Marking the anniversary of the Yom Kippur War, Prime Minister Binyamin Netanyahu vowed never to repeat Israel’s mistake of not ordering a pre-emptive attack. Addressing a cabinet meeting on Sunday, Sept. 16, Netanyahu said that Israeli military intelligence “erred once in missing the war preparations afoot [by Russia, Egypt and Syria] and “the government erred twice by omitting to order a pre-emptive attack.” This mistake would not be repeated, he said.
However, 45 years later, in September 2018, DEBKAfile’s military analysts find Israel again missing the looming hazard of Iran’s two active land corridors between Iraq and Syria. Iranian and pro-Iranian Shiite militias are moving freely between Syria and Iraq. They are crossing the River Euphrates and passing back and forth through the southeastern Al Qaim border crossing and the Rabiya crossing in the northeast. While these movements do not hold the dramatic impact of the surprise Egyptian-Syrian invasions of 1973, they are no less dangerous in strategic terms.
In the past week, Russian media attempted to deflect attention from this critical development by highlighting a Syrian operation against ISIS: The Syrian army is dealing the final blow to the last enclaves of Daesh fighters in a desert in Central Syria between Homs, Deir ez-Zour and Damacus, they reported. “The army managed to liberate vast areas, destroy dozens of militants and shelters that were located in the rocks.”
However, Russia’s main purpose in engineering the Syrian attack was to clear the ISIS hazard from the Iranian Al Qaim route between Iraq and Syria.

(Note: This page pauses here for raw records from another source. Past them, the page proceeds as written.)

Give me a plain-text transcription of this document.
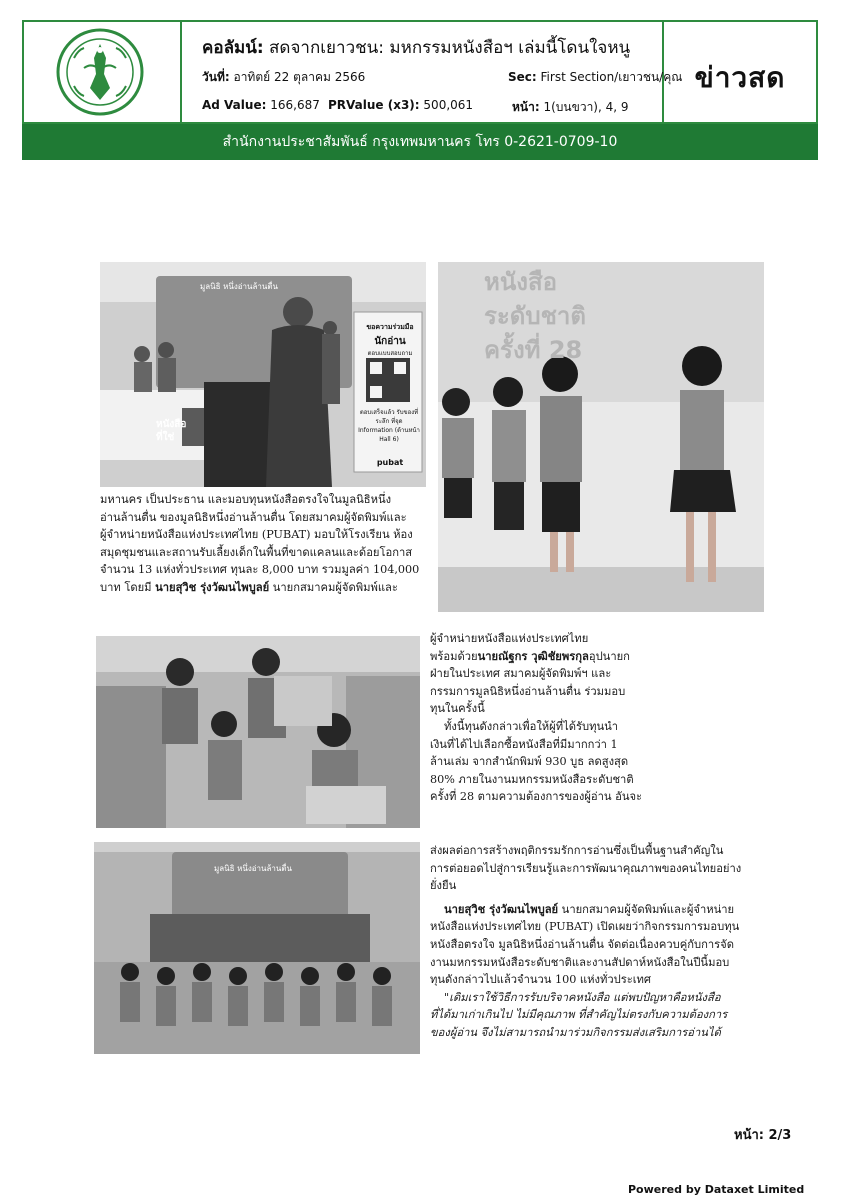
คอลัมน์: สดจากเยาวชน: มหกรรมหนังสือฯ เล่มนี้โดนใจหนู
วันที่: อาทิตย์ 22 ตุลาคม 2566	Sec: First Section/เยาวชน/คุณ
Ad Value: 166,687 PRValue (x3): 500,061	หน้า: 1(บนขวา), 4, 9
ข่าวสด
สำนักงานประชาสัมพันธ์ กรุงเทพมหานคร โทร 0-2621-0709-10
มูลนิธิ หนึ่งอ่านล้านตื่น
ขอความร่วมมือ
นักอ่าน
ตอบแบบสอบถาม
ตอบเสร็จแล้ว รับของที่ระลึก ที่จุด Information (ด้านหน้า Hall 6)
pubat
หนังสือ ที่ใช่
หนังสือ
ระดับชาติ
ครั้งที่ 28
มูลนิธิ หนึ่งอ่านล้านตื่น

มหานคร เป็นประธาน และมอบทุนหนังสือตรงใจในมูลนิธิหนึ่ง

อ่านล้านตื่น ของมูลนิธิหนึ่งอ่านล้านตื่น โดยสมาคมผู้จัดพิมพ์และ

ผู้จำหน่ายหนังสือแห่งประเทศไทย (PUBAT) มอบให้โรงเรียน ห้อง

สมุดชุมชนและสถานรับเลี้ยงเด็กในพื้นที่ขาดแคลนและด้อยโอกาส

จำนวน 13 แห่งทั่วประเทศ ทุนละ 8,000 บาท รวมมูลค่า 104,000

บาท โดยมี นายสุวิช รุ่งวัฒนไพบูลย์ นายกสมาคมผู้จัดพิมพ์และ

ผู้จำหน่ายหนังสือแห่งประเทศไทย

พร้อมด้วยนายณัฐกร วุฒิชัยพรกุลอุปนายก

ฝ่ายในประเทศ สมาคมผู้จัดพิมพ์ฯ และ

กรรมการมูลนิธิหนึ่งอ่านล้านตื่น ร่วมมอบ

ทุนในครั้งนี้

ทั้งนี้ทุนดังกล่าวเพื่อให้ผู้ที่ได้รับทุนนำ

เงินที่ได้ไปเลือกซื้อหนังสือที่มีมากกว่า 1

ล้านเล่ม จากสำนักพิมพ์ 930 บูธ ลดสูงสุด

80% ภายในงานมหกรรมหนังสือระดับชาติ

ครั้งที่ 28 ตามความต้องการของผู้อ่าน อันจะ

ส่งผลต่อการสร้างพฤติกรรมรักการอ่านซึ่งเป็นพื้นฐานสำคัญใน

การต่อยอดไปสู่การเรียนรู้และการพัฒนาคุณภาพของคนไทยอย่าง

ยั่งยืน

นายสุวิช รุ่งวัฒนไพบูลย์ นายกสมาคมผู้จัดพิมพ์และผู้จำหน่าย

หนังสือแห่งประเทศไทย (PUBAT) เปิดเผยว่ากิจกรรมการมอบทุน

หนังสือตรงใจ มูลนิธิหนึ่งอ่านล้านตื่น จัดต่อเนื่องควบคู่กับการจัด

งานมหกรรมหนังสือระดับชาติและงานสัปดาห์หนังสือในปีนี้มอบ

ทุนดังกล่าวไปแล้วจำนวน 100 แห่งทั่วประเทศ

"เดิมเราใช้วิธีการรับบริจาคหนังสือ แต่พบปัญหาคือหนังสือ

ที่ได้มาเก่าเกินไป ไม่มีคุณภาพ ที่สำคัญไม่ตรงกับความต้องการ

ของผู้อ่าน จึงไม่สามารถนำมาร่วมกิจกรรมส่งเสริมการอ่านได้

หน้า: 2/3
Powered by Dataxet Limited
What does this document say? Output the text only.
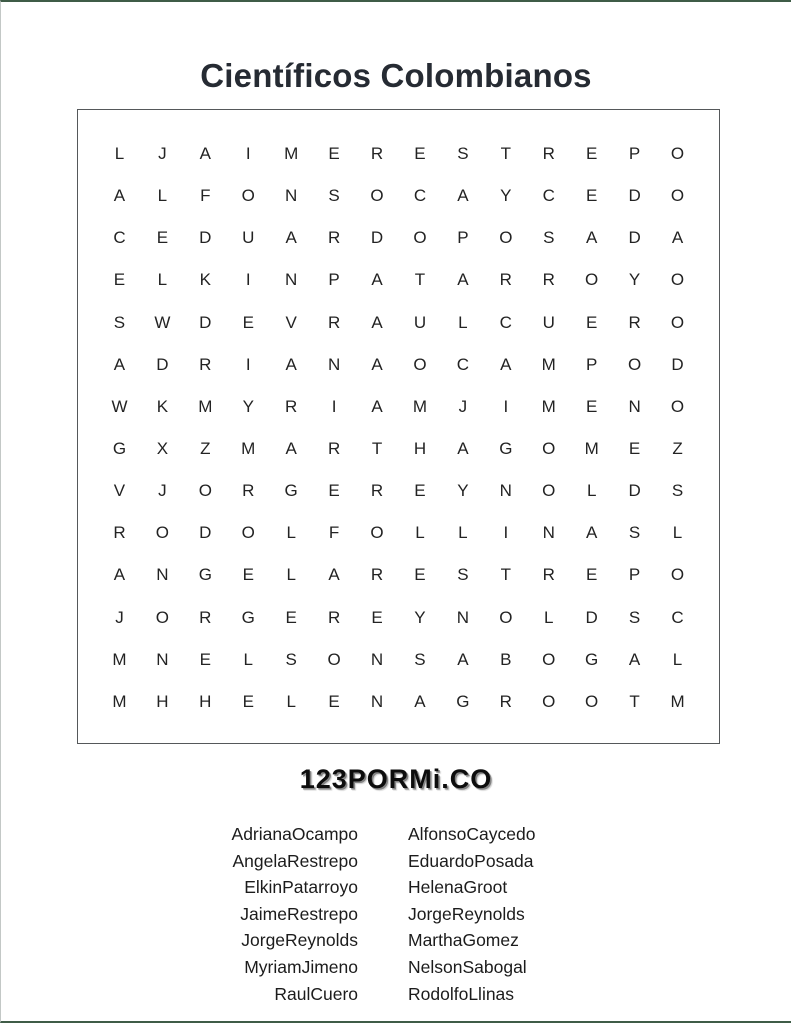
Científicos Colombianos
L	J	A	I	M	E	R	E	S	T	R	E	P	O
A	L	F	O	N	S	O	C	A	Y	C	E	D	O
C	E	D	U	A	R	D	O	P	O	S	A	D	A
E	L	K	I	N	P	A	T	A	R	R	O	Y	O
S	W	D	E	V	R	A	U	L	C	U	E	R	O
A	D	R	I	A	N	A	O	C	A	M	P	O	D
W	K	M	Y	R	I	A	M	J	I	M	E	N	O
G	X	Z	M	A	R	T	H	A	G	O	M	E	Z
V	J	O	R	G	E	R	E	Y	N	O	L	D	S
R	O	D	O	L	F	O	L	L	I	N	A	S	L
A	N	G	E	L	A	R	E	S	T	R	E	P	O
J	O	R	G	E	R	E	Y	N	O	L	D	S	C
M	N	E	L	S	O	N	S	A	B	O	G	A	L
M	H	H	E	L	E	N	A	G	R	O	O	T	M
123PORMi.CO
AdrianaOcampo
AngelaRestrepo
ElkinPatarroyo
JaimeRestrepo
JorgeReynolds
MyriamJimeno
RaulCuero
AlfonsoCaycedo
EduardoPosada
HelenaGroot
JorgeReynolds
MarthaGomez
NelsonSabogal
RodolfoLlinas
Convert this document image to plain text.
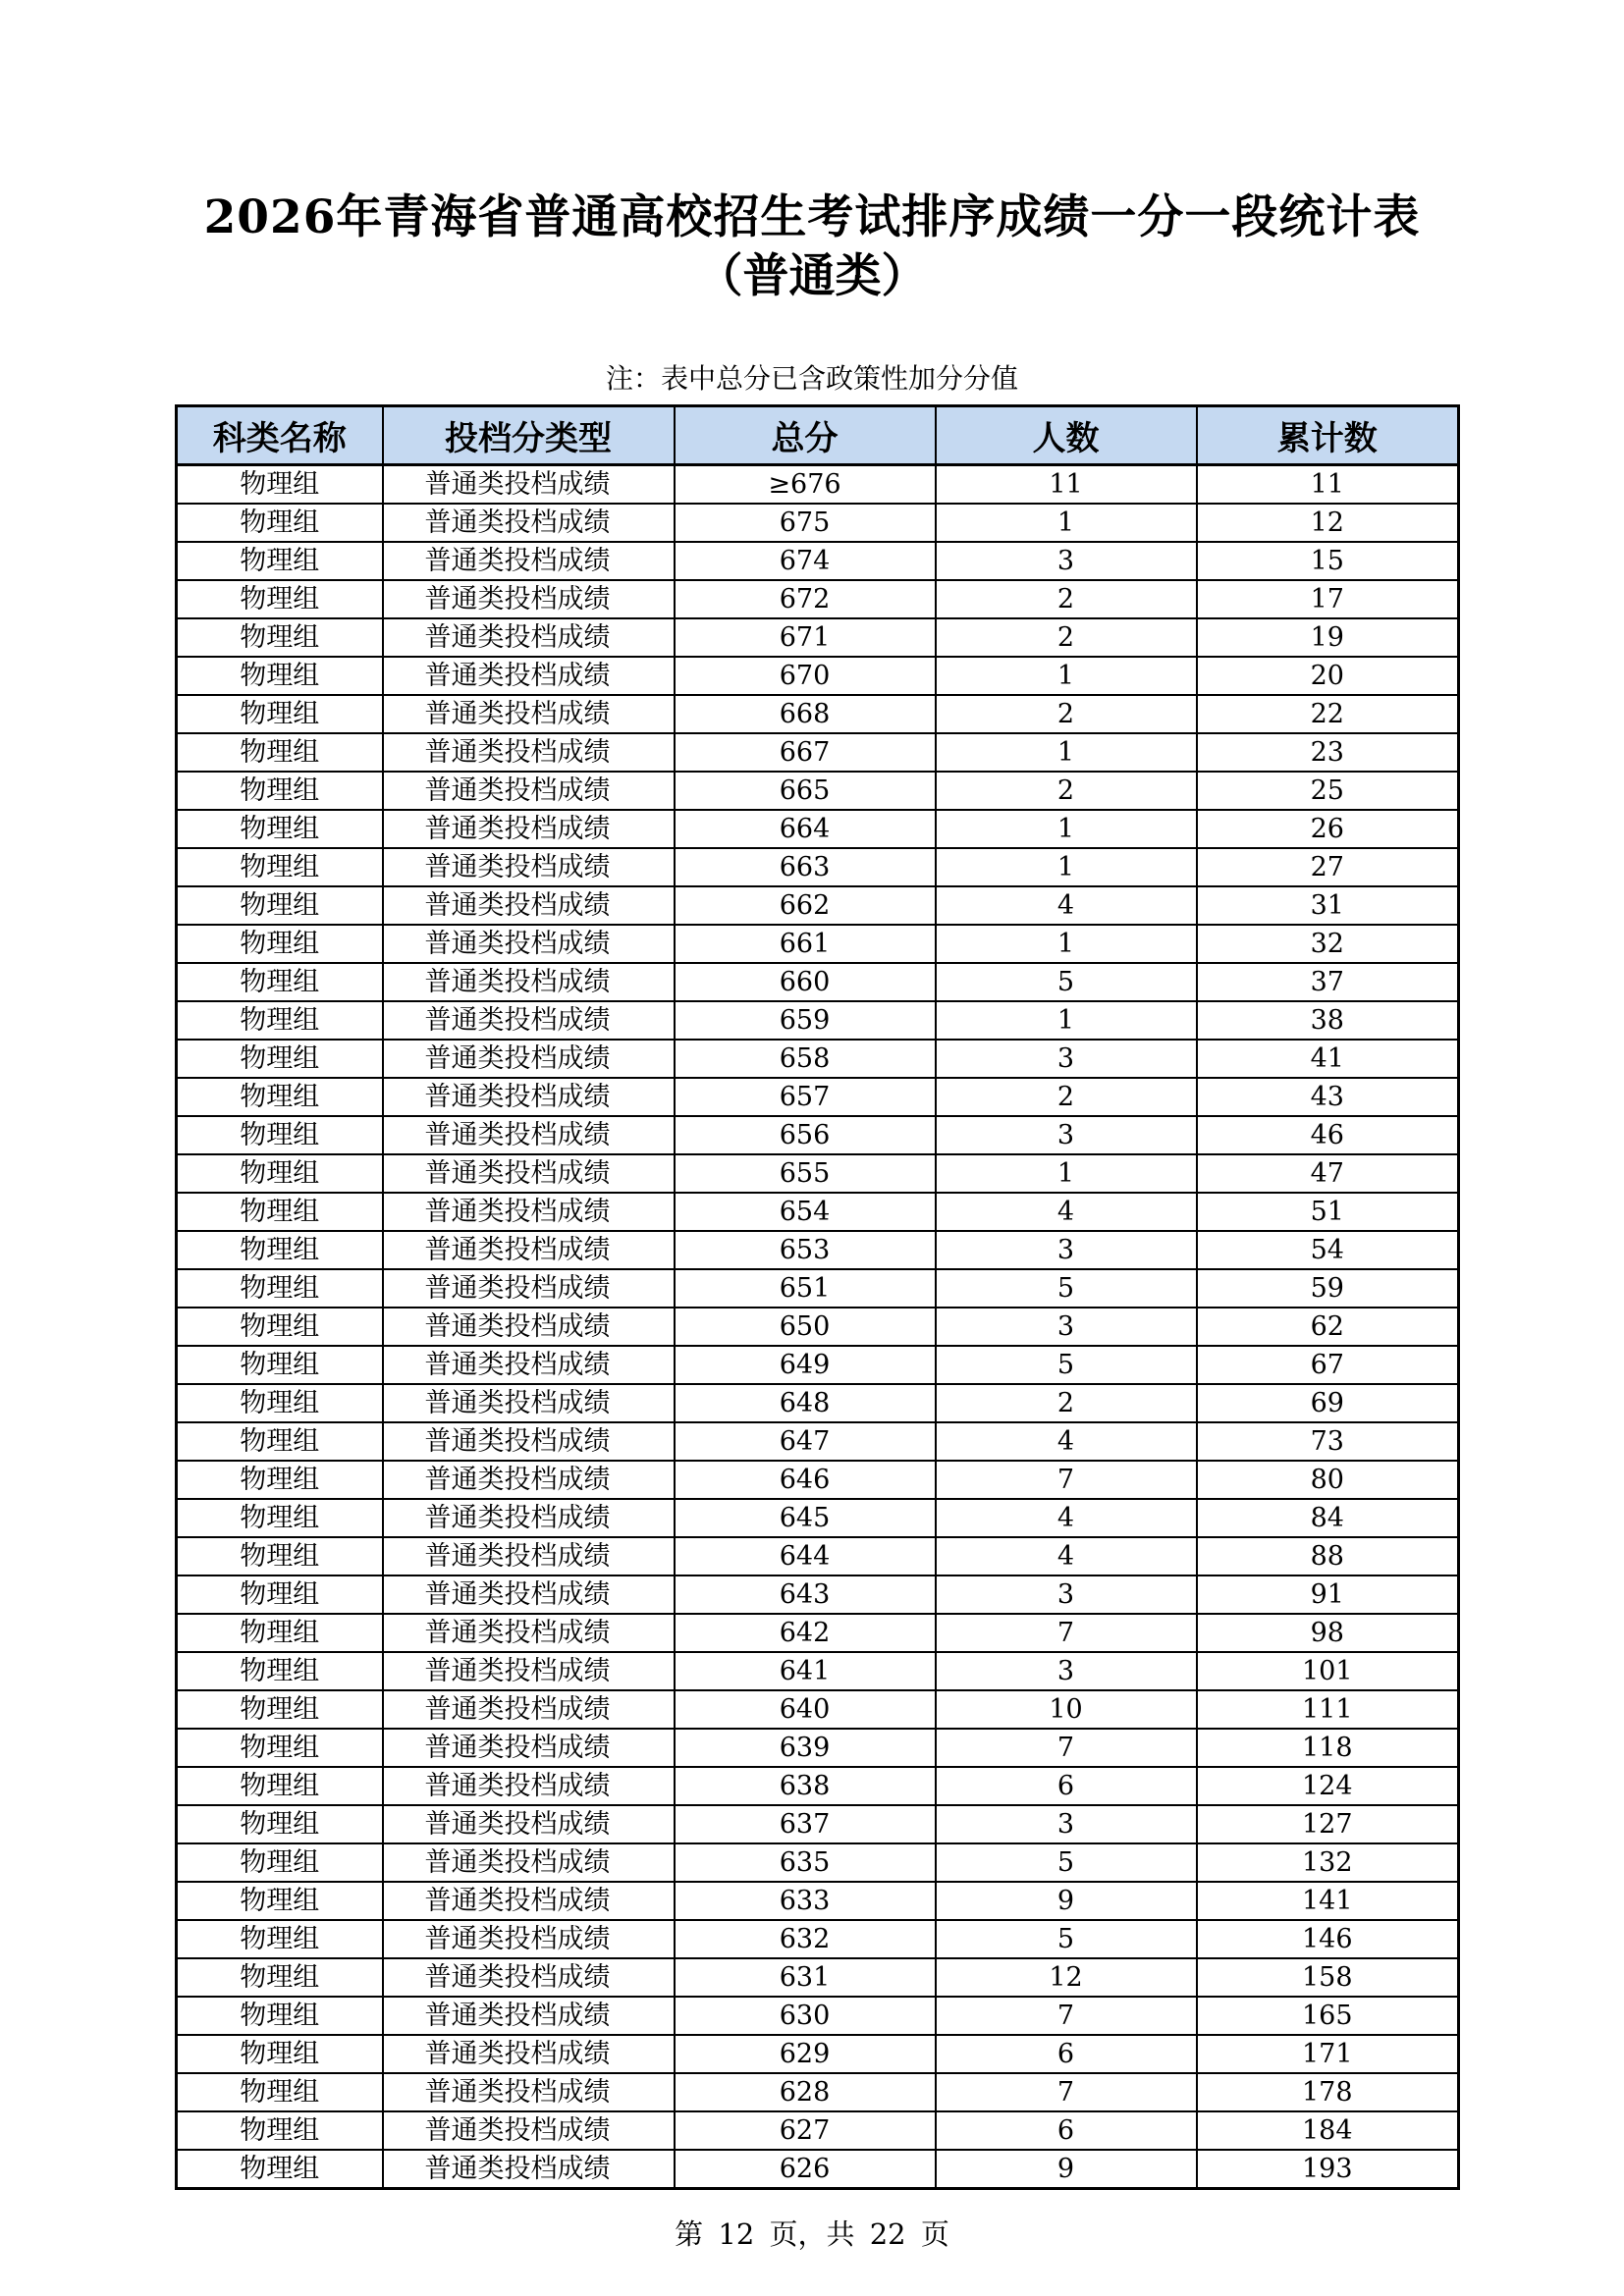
2026年青海省普通高校招生考试排序成绩一分一段统计表
（普通类）
注：表中总分已含政策性加分分值
科类名称	投档分类型	总分	人数	累计数
物理组	普通类投档成绩	≥676	11	11
物理组	普通类投档成绩	675	1	12
物理组	普通类投档成绩	674	3	15
物理组	普通类投档成绩	672	2	17
物理组	普通类投档成绩	671	2	19
物理组	普通类投档成绩	670	1	20
物理组	普通类投档成绩	668	2	22
物理组	普通类投档成绩	667	1	23
物理组	普通类投档成绩	665	2	25
物理组	普通类投档成绩	664	1	26
物理组	普通类投档成绩	663	1	27
物理组	普通类投档成绩	662	4	31
物理组	普通类投档成绩	661	1	32
物理组	普通类投档成绩	660	5	37
物理组	普通类投档成绩	659	1	38
物理组	普通类投档成绩	658	3	41
物理组	普通类投档成绩	657	2	43
物理组	普通类投档成绩	656	3	46
物理组	普通类投档成绩	655	1	47
物理组	普通类投档成绩	654	4	51
物理组	普通类投档成绩	653	3	54
物理组	普通类投档成绩	651	5	59
物理组	普通类投档成绩	650	3	62
物理组	普通类投档成绩	649	5	67
物理组	普通类投档成绩	648	2	69
物理组	普通类投档成绩	647	4	73
物理组	普通类投档成绩	646	7	80
物理组	普通类投档成绩	645	4	84
物理组	普通类投档成绩	644	4	88
物理组	普通类投档成绩	643	3	91
物理组	普通类投档成绩	642	7	98
物理组	普通类投档成绩	641	3	101
物理组	普通类投档成绩	640	10	111
物理组	普通类投档成绩	639	7	118
物理组	普通类投档成绩	638	6	124
物理组	普通类投档成绩	637	3	127
物理组	普通类投档成绩	635	5	132
物理组	普通类投档成绩	633	9	141
物理组	普通类投档成绩	632	5	146
物理组	普通类投档成绩	631	12	158
物理组	普通类投档成绩	630	7	165
物理组	普通类投档成绩	629	6	171
物理组	普通类投档成绩	628	7	178
物理组	普通类投档成绩	627	6	184
物理组	普通类投档成绩	626	9	193
第 12 页，共 22 页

It also came in response to a large scale live-fire exercise conducted by the US army and its Syrian Democratic Forces (SDF) proxy in the same region up until Saturday, Sept. 15, which Moscow, Tehran and Damascus saw as a threat to their corridor from Iraq.
These corridors have become a major bone of contention over which the US, Russia, Syria and Iran are fighting, because it is the key to Iran’s solid, long-term military presence in Syria.
Although in August, President Donald Trump flipped from his insistence on pulling US troops out of Syria to a decision to leave them there for now, he may have missed the train. Attempts to shut the Iranian land bridges down at this stage will by now entail a major clash with Russian forces.
In some ways, this standoff recalls a scarcely reported situation in the Yom Kippur War: When the US and Israel discovered that the Russian ships steaming towards Egypt were carrying nuclear weapons, both hurried to place their armies on nuclear alert. Today, with both big powers concentrating massive naval and air might in the Mediterranean and Red Sea, a big power flareup may not be far off.
For Israel, the open land bridges for Iranian and Hizballah military movements are a major security menace.
It must be admitted that Israel’s repeated air and missile strikes on Iranian and Hizballah targets in Syria hardly scratch the surface. Although some arms shipments are destroyed, even the most effective bombardments and clever intelligence can’t be sure to catch every last Iranian arms consignment carried thousands of kilometers from Iran through Iraq. Some of those weapons almost certainly reach the battlefield.
Some, too, are also being delivered by sea to Syria and Hizballah in Lebanon and unloaded in Latakia and Tartus under the eagle eyes of Russian air defense crews, where Israel does not operate.
When Netanyahu vowed not to repeat the Golda Meir government’s mistake in holding back from a pre-emptive operation, he omitted to explain what was behind it. Indeed nothing much has changed from that day to the present. Then, Golda and Defense Minister Moshe Dayan were held back by concern about Washington’s response. Today too, Netanyahu understands that Israel is not free to take independent action for destroying Iran’s land corridors without the Trump administration’s approval.